Miguel Ángel Asturias

opinion

Viaje al centro de los libros.

Hace 119 años, el 19 de octubre de 1899 nació Miguel Ángel Asturias en la ciudad de Guatemala, en pleno cambio de siglo, aspecto que emulará su obra, porque fue también un parteaguas. En su obra literaria dibujó con claridad el cambio de modo, porque en El Señor Presidente logró escribir una novela del siglo XIX, con la revolución del XX, enlazados con un estilo particular y único que lo hizo destacar mundialmente, y el mundo se lo agradeció otorgándole hace 51 años el Premio Nobel de Literatura, que se le concedió casi como regalo de cumpleaños. Octubre es mes para celebrar su natalicio y el Premio Nobel.

Miguel Ángel Asturias fue creador genial, aún no superado e incomprendido en casa. Su logro fue que escribió una obra perdurable, que estará expuesta al vaivén de los siglos, porque pasará por períodos de luz y de sombra, como ha sucedido con las mejores obras en el género.

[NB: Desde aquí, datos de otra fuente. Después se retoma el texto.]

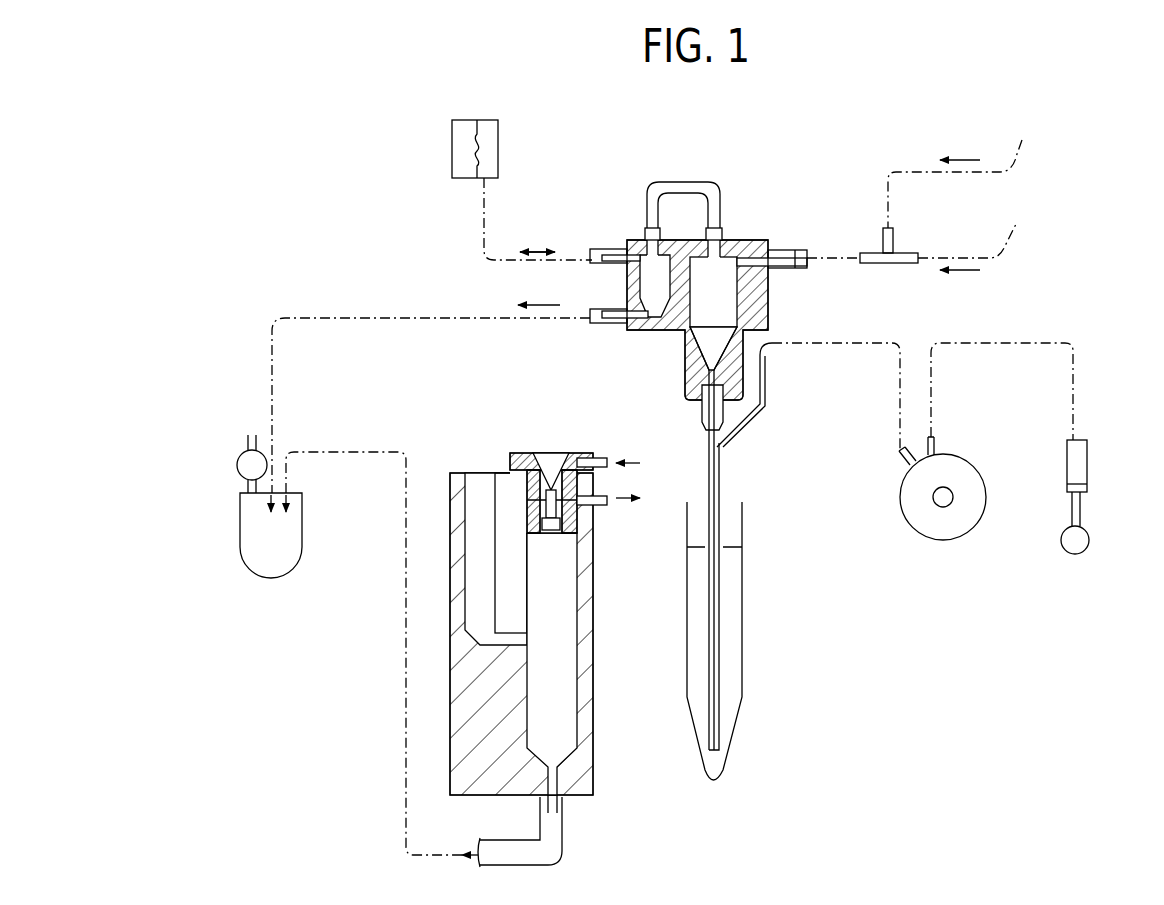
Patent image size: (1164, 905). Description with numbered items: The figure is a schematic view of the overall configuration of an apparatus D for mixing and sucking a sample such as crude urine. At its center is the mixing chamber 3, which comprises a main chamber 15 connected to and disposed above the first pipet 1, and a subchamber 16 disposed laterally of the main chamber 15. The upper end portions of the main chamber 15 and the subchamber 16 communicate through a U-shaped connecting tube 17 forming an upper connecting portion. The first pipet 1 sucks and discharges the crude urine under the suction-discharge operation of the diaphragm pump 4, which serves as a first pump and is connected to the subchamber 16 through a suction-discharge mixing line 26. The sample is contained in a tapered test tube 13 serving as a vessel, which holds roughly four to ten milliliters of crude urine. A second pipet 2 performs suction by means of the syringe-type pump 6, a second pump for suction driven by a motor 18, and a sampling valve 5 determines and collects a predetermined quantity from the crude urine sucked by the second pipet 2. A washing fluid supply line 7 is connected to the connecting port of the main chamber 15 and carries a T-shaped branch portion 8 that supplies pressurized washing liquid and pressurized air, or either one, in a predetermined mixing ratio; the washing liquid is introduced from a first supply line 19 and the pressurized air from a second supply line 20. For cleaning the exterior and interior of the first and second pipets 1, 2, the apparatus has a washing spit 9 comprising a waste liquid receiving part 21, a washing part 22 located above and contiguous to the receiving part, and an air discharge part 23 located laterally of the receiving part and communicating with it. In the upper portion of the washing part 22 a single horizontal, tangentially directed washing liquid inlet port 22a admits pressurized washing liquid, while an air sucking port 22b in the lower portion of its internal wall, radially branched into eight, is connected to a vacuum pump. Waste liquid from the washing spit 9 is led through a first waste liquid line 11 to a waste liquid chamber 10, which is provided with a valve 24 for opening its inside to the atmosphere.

The apparatus for mixing and sucking a sample D is at (288, 205).
The first pipet 1 is at (709, 610).
The second pipet 2 is at (719, 648).
The mixing chamber 3 is at (755, 316).
The diaphragm pump 4 is at (492, 133).
The sampling valve 5 is at (953, 528).
The syringe-type pump 6 is at (1080, 465).
The washing fluid supply line 7 is at (852, 256).
The T-shaped branch portion 8 is at (888, 263).
The washing spit 9 is at (597, 735).
The waste liquid chamber 10 is at (290, 550).
The first waste liquid line 11 is at (400, 700).
The tapered test tube 13 is at (742, 685).
The main chamber 15 is at (712, 316).
The subchamber 16 is at (657, 268).
The U-shaped connecting tube 17 is at (687, 182).
The motor 18 is at (1089, 541).
The first supply line 19 is at (974, 233).
The second supply line 20 is at (964, 170).
The waste liquid receiving part 21 is at (562, 593).
The washing part 22 is at (552, 480).
The washing liquid inlet port 22a is at (607, 458).
The air sucking port 22b is at (607, 506).
The air discharge part 23 is at (480, 488).
The valve 24 is at (238, 465).
The suction-discharge mixing line 26 is at (484, 228).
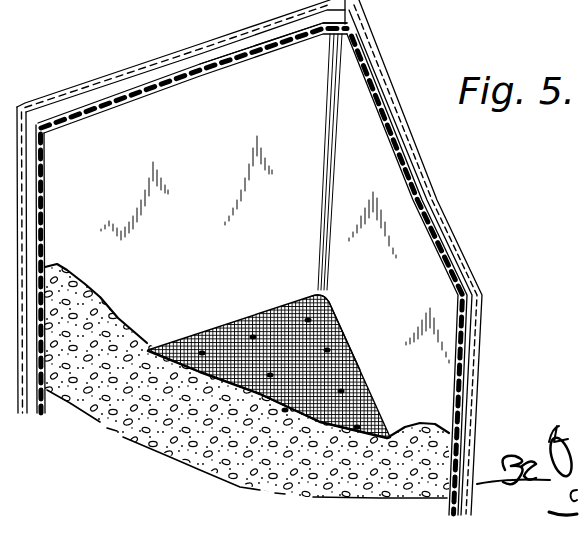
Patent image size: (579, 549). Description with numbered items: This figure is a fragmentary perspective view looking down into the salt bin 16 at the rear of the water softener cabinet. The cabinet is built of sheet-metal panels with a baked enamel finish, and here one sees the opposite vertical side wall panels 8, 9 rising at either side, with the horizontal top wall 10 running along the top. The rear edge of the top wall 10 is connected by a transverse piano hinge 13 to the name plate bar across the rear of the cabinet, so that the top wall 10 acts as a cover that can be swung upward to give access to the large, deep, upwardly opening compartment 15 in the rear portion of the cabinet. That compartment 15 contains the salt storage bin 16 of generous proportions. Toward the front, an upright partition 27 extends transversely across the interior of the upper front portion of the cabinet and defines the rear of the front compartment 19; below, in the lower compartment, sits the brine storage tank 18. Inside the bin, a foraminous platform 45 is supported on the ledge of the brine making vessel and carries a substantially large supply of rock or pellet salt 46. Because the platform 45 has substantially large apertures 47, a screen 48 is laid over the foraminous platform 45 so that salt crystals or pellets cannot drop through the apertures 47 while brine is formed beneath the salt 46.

The side wall panel 9 is at (88, 82).
The compartment 15 is at (150, 74).
The salt storage bin 16 is at (230, 66).
The upright partition 27 is at (436, 183).
The rock or pellet salt 46 is at (118, 318).
The foraminous platform 45 is at (213, 328).
The screen 48 is at (275, 318).
The apertures 47 is at (343, 390).
The piano hinge 13 is at (28, 5).
The top wall 10 is at (86, 5).
The brine storage tank 18 is at (415, 2).
The side wall panel 8 is at (460, 0).
The front compartment 19 is at (515, 0).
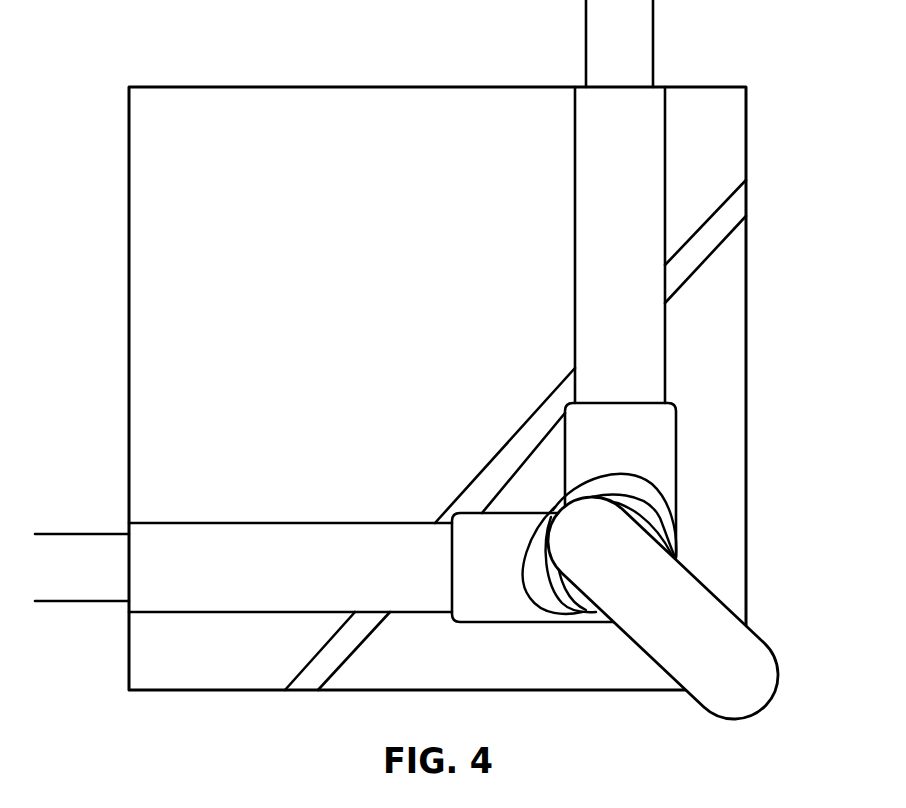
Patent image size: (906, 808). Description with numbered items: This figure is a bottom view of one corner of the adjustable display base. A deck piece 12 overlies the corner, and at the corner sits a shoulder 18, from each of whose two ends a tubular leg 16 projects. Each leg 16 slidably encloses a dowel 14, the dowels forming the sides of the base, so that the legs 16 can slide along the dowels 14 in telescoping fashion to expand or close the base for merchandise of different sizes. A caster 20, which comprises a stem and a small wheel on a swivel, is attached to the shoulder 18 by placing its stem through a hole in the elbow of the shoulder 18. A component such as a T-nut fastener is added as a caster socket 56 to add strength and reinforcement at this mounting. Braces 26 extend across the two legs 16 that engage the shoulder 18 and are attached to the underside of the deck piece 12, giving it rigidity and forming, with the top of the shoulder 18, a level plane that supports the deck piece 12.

The deck piece 12 is at (730, 163).
The dowel 14 is at (636, 36).
The tubular leg 16 is at (213, 590).
The shoulder 18 is at (657, 450).
The caster 20 is at (757, 677).
The brace 26 is at (695, 252).
The caster socket 56 is at (548, 604).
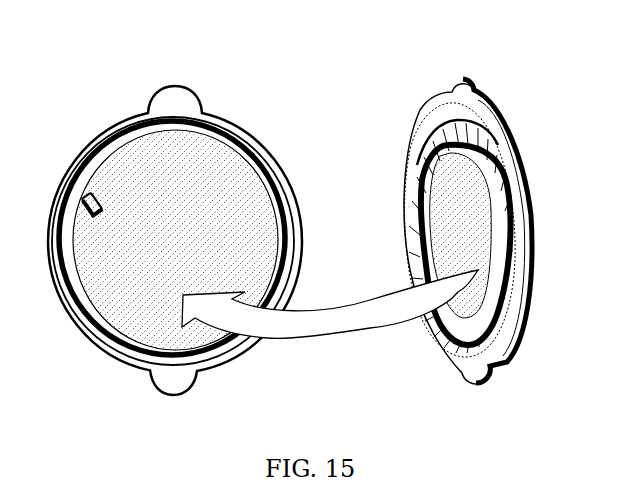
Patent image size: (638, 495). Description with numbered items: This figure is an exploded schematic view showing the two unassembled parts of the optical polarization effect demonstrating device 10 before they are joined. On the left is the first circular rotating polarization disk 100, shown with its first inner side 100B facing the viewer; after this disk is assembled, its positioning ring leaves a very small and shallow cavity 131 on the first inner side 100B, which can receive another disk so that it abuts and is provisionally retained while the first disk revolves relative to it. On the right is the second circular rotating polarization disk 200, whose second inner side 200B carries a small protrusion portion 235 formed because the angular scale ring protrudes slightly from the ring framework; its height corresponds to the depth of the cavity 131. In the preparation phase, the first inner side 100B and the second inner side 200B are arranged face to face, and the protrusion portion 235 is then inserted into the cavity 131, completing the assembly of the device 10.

The optical polarization effect demonstrating device 10 is at (328, 82).
The first circular rotating polarization disk 100 is at (162, 252).
The first inner side 100B is at (175, 240).
The cavity 131 is at (151, 205).
The second circular rotating polarization disk 200 is at (499, 210).
The second inner side 200B is at (466, 245).
The protrusion portion 235 is at (452, 120).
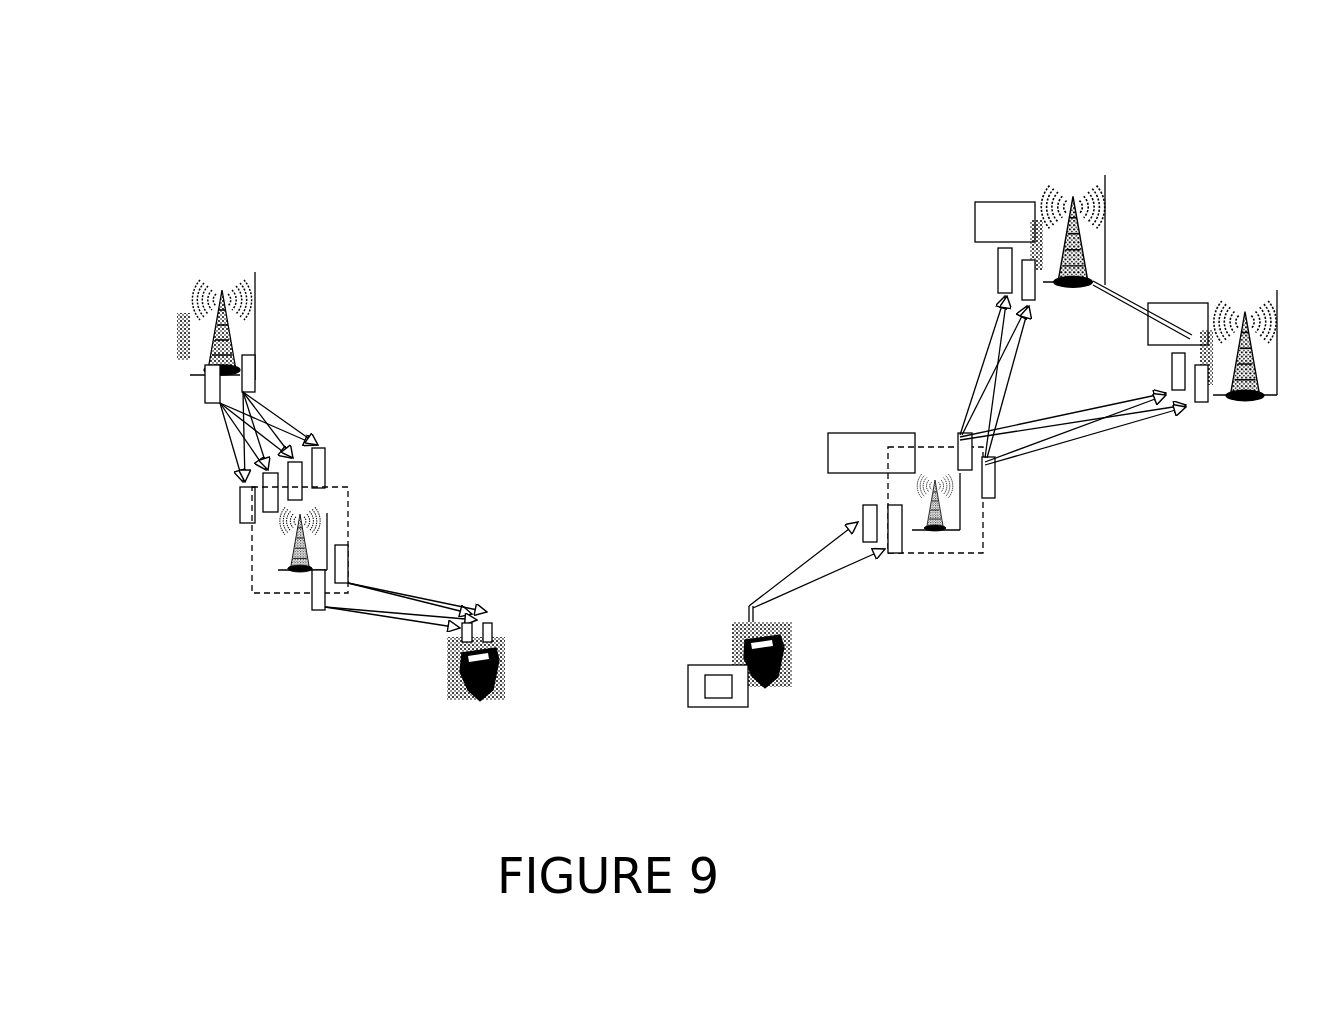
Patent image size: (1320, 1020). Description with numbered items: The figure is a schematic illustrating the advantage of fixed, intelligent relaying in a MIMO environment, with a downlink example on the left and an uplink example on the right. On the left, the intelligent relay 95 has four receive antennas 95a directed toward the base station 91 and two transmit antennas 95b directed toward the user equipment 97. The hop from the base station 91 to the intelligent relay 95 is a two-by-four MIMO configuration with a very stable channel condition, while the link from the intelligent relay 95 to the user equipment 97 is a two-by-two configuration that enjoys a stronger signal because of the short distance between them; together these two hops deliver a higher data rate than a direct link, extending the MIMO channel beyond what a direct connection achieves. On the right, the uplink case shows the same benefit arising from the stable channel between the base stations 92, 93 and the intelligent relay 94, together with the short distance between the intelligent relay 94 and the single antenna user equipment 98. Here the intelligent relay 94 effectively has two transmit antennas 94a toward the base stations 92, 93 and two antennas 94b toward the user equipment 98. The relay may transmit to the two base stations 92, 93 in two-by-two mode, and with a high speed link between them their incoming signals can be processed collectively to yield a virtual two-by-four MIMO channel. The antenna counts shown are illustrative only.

The base station 91 is at (224, 262).
The base station 92 is at (1072, 175).
The base station 93 is at (1245, 283).
The intelligent relay 94 is at (939, 535).
The transmit antennas 94a is at (1037, 488).
The transmit antennas 94b is at (851, 469).
The intelligent relay 95 is at (266, 541).
The receive antennas 95a is at (316, 392).
The transmit antennas 95b is at (380, 551).
The user equipment 97 is at (481, 714).
The user equipment 98 is at (762, 704).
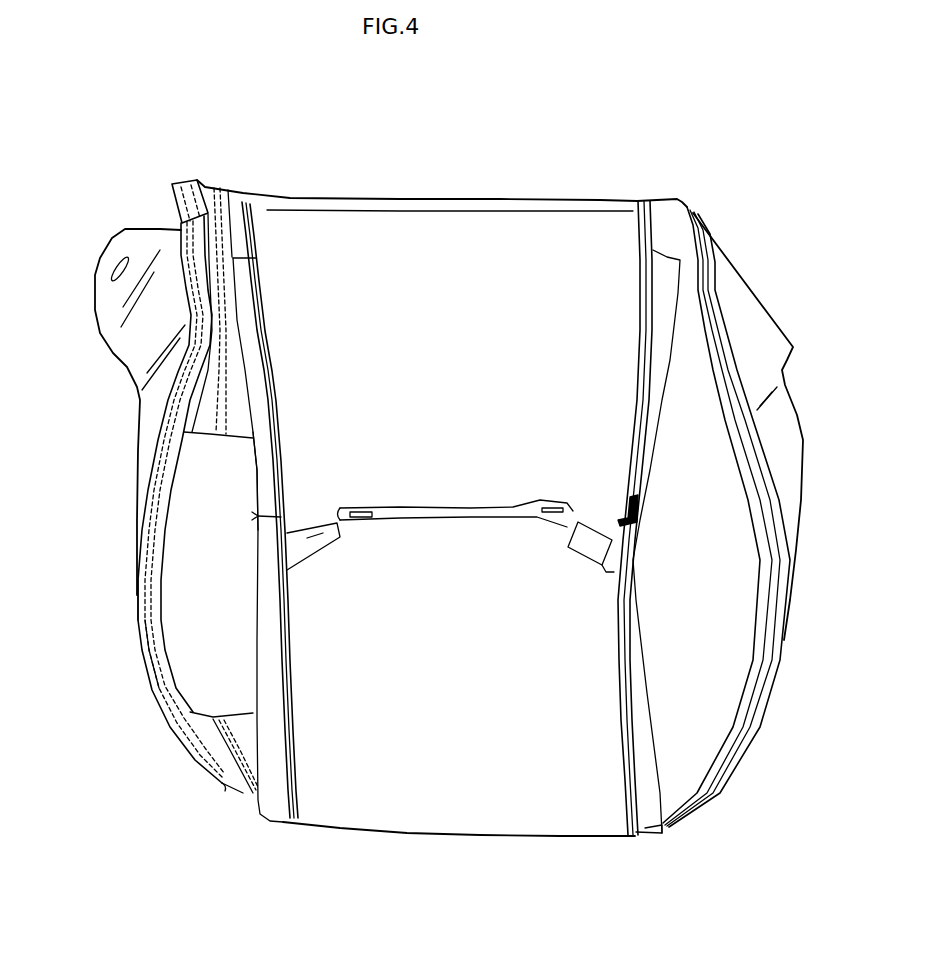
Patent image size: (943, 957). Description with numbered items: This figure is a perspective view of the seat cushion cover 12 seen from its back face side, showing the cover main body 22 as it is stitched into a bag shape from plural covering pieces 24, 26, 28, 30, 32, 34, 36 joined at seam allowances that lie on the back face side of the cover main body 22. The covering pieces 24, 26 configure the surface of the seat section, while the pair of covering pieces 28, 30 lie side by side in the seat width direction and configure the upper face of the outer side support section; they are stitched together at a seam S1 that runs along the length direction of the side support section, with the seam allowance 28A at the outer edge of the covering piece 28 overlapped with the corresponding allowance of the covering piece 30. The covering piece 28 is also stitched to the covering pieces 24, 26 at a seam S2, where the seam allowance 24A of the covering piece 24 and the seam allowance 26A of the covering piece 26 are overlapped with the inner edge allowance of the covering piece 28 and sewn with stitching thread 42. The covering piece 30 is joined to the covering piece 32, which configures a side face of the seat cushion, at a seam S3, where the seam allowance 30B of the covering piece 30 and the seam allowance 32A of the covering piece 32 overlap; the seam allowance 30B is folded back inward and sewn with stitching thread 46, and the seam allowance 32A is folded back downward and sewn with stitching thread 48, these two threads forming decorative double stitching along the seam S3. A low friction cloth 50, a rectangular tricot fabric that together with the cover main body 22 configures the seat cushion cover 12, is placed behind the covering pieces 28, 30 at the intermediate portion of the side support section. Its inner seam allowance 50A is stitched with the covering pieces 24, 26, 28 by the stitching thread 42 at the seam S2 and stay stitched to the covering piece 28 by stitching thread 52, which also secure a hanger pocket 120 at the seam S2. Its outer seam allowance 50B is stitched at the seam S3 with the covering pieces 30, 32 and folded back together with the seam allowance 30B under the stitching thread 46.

Su gran novela es lectura obligatoria en la educación media, pero es enseñada por maestros que no siempre lo han leído ni entienden, quienes trasladan a los alumnos su propio aburrimiento, y al no estar listos para una obra mayor los vacunan en su contra. Para disfrutar la gran novela guatemalteca hay que ser ya lectores instruidos, porque sus páginas elevan el espíritu, pero para saborear la mejor literatura se requiere cierta madurez, dominio del instrumento de lectura. El Señor Presidente es una novela inagotable, deliciosa, donde se estimula todos los sentidos, llena de sueños, resentimiento, olor a incienso, sombras, campanas y traición.

Así como Pérez Galdós retrata Madrid, Dickens a Londres y Balzac a París, Asturias dibuja la vida y calles de la ciudad de Guatemala, y en sus páginas están contenidas las señas de nuestra identidad.

Asturias dejó muchas obras, pero El Señor Presidente está viva, porque en ella reside la experiencia de la identidad guatemalteca, con sus rabias, resentimientos, miedos y universalizó nuestra sensibilidad.